The most commonly used medications for primary dysmenorrhea in adolescents are ibuprofen, naproxen, mefenamic acid, and celecoxib. These four medications belong to the non-steroidal anti-inflammatory drugs family except for celecoxib which is a specific COX-2 inhibitor. The efficacy, safety, and tolerability of the four medications are similar.

Oral combined contraceptive pills are also considered as first-line therapy for the management of primary dysmenorrhea in adolescents. Seasonale, Seasonique, and Lybrel have been all used in adolescents with dysmenorrhea and showed excellent results. The active ingredients in these pills are levonorgestrel and ethynyl estradiol.

Adolescents who do not respond to the previously mentioned pharmacologic interventions are more likely to have secondary dysmenorrhea and further diagnostic workup is indicated to exclude less common causes of dysmenorrhea. Laparoscopy is indicated after six months of conservative management of dysmenorrhea to exclude the possibility of endometriosis.

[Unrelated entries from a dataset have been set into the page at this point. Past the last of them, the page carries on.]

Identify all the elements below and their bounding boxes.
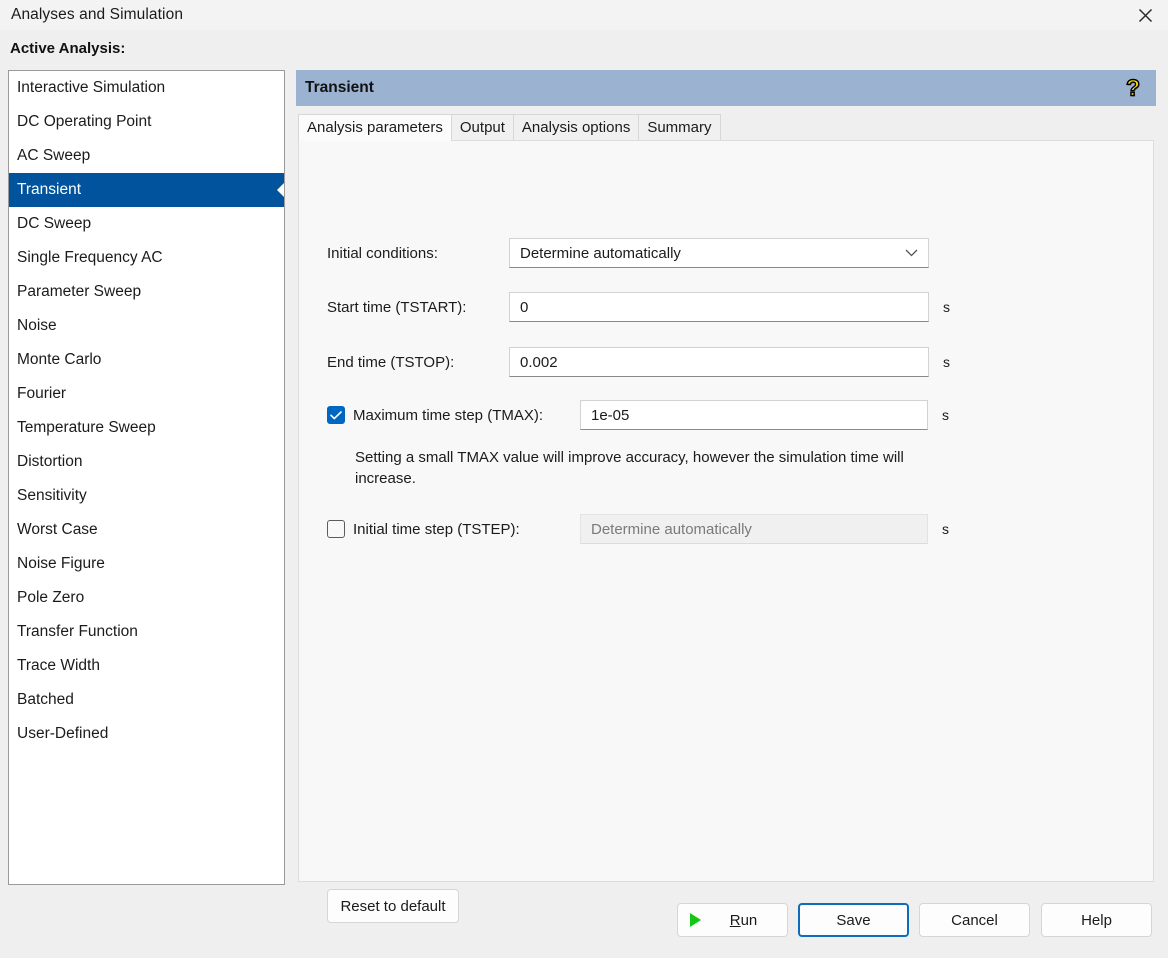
reset-to-default-button[interactable]: Reset to default [327,889,459,923]
start-time-label: Start time (TSTART): [327,298,467,316]
checkmark-icon [330,410,342,420]
play-icon [690,913,701,927]
chevron-down-icon [905,249,918,257]
max-time-step-unit: s [942,407,949,423]
panel-header: Transient ? [296,70,1156,106]
initial-conditions-label: Initial conditions: [327,244,438,262]
list-item-transfer-function[interactable]: Transfer Function [9,615,284,649]
initial-time-step-label: Initial time step (TSTEP): [353,520,520,538]
end-time-unit: s [943,354,950,370]
initial-conditions-row: Initial conditions: Determine automatica… [327,238,929,268]
tab-summary[interactable]: Summary [638,114,721,141]
max-time-step-input[interactable] [580,400,928,430]
list-item-pole-zero[interactable]: Pole Zero [9,581,284,615]
start-time-unit: s [943,299,950,315]
run-label-rest: un [740,911,758,929]
analysis-panel: Transient ? Analysis parameters Output A… [296,70,1156,923]
list-item-distortion[interactable]: Distortion [9,445,284,479]
window-title: Analyses and Simulation [11,6,184,23]
initial-time-step-checkbox[interactable] [327,520,345,538]
tab-analysis-options[interactable]: Analysis options [512,114,640,141]
tab-output[interactable]: Output [450,114,514,141]
list-item-sensitivity[interactable]: Sensitivity [9,479,284,513]
panel-title: Transient [305,79,374,96]
tab-strip: Analysis parameters Output Analysis opti… [298,114,1154,141]
max-time-step-row: Maximum time step (TMAX): s [327,400,949,430]
max-time-step-label: Maximum time step (TMAX): [353,406,544,424]
list-item-user-defined[interactable]: User-Defined [9,717,284,751]
list-item-parameter-sweep[interactable]: Parameter Sweep [9,275,284,309]
close-button[interactable] [1122,0,1168,30]
list-item-interactive-simulation[interactable]: Interactive Simulation [9,71,284,105]
active-analysis-label: Active Analysis: [10,40,126,57]
end-time-label: End time (TSTOP): [327,353,455,371]
list-item-monte-carlo[interactable]: Monte Carlo [9,343,284,377]
cancel-button[interactable]: Cancel [919,903,1030,937]
run-button[interactable]: Run [677,903,788,937]
list-item-noise[interactable]: Noise [9,309,284,343]
initial-conditions-select[interactable]: Determine automatically [509,238,929,268]
tmax-hint-text: Setting a small TMAX value will improve … [355,449,904,487]
initial-conditions-value: Determine automatically [520,244,681,262]
end-time-input[interactable] [509,347,929,377]
close-icon [1138,8,1153,23]
initial-time-step-row: Initial time step (TSTEP): s [327,514,949,544]
save-button[interactable]: Save [798,903,909,937]
tab-analysis-parameters[interactable]: Analysis parameters [298,114,452,141]
run-accel-letter: R [729,911,741,929]
max-time-step-checkbox[interactable] [327,406,345,424]
tab-content-analysis-parameters: Initial conditions: Determine automatica… [298,140,1154,923]
start-time-row: Start time (TSTART): s [327,292,950,322]
list-item-single-frequency-ac[interactable]: Single Frequency AC [9,241,284,275]
start-time-input[interactable] [509,292,929,322]
list-item-noise-figure[interactable]: Noise Figure [9,547,284,581]
list-item-dc-sweep[interactable]: DC Sweep [9,207,284,241]
analysis-list[interactable]: Interactive Simulation DC Operating Poin… [8,70,285,885]
initial-time-step-input[interactable] [580,514,928,544]
list-item-ac-sweep[interactable]: AC Sweep [9,139,284,173]
list-item-trace-width[interactable]: Trace Width [9,649,284,683]
title-bar: Analyses and Simulation [0,0,1168,30]
list-item-dc-operating-point[interactable]: DC Operating Point [9,105,284,139]
list-item-transient[interactable]: Transient [9,173,284,207]
list-item-worst-case[interactable]: Worst Case [9,513,284,547]
help-button[interactable]: Help [1041,903,1152,937]
initial-time-step-unit: s [942,521,949,537]
list-item-fourier[interactable]: Fourier [9,377,284,411]
end-time-row: End time (TSTOP): s [327,347,950,377]
list-item-temperature-sweep[interactable]: Temperature Sweep [9,411,284,445]
list-item-batched[interactable]: Batched [9,683,284,717]
question-mark-icon[interactable]: ? [1125,75,1140,99]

If endometriosis implants can be visualized by laparoscopy, they should be removed or obliterated by laser vaporization. Low-dose monophasic oral contraceptives can be also administered to adolescents with endometriosis in a non-cyclic fashion. Medical management of endometriosis also includes the administration of nafarelin and leuprolide, both are gonadotropin receptor agonists. GnRH agonists should be avoided whenever possible in young adolescent girls. Aromatase inhibitors can be also used in adolescents with endometriosis-associated dysmenorrhea but they should be combined with a progestin to prevent the development of ovarian folliculogenesis.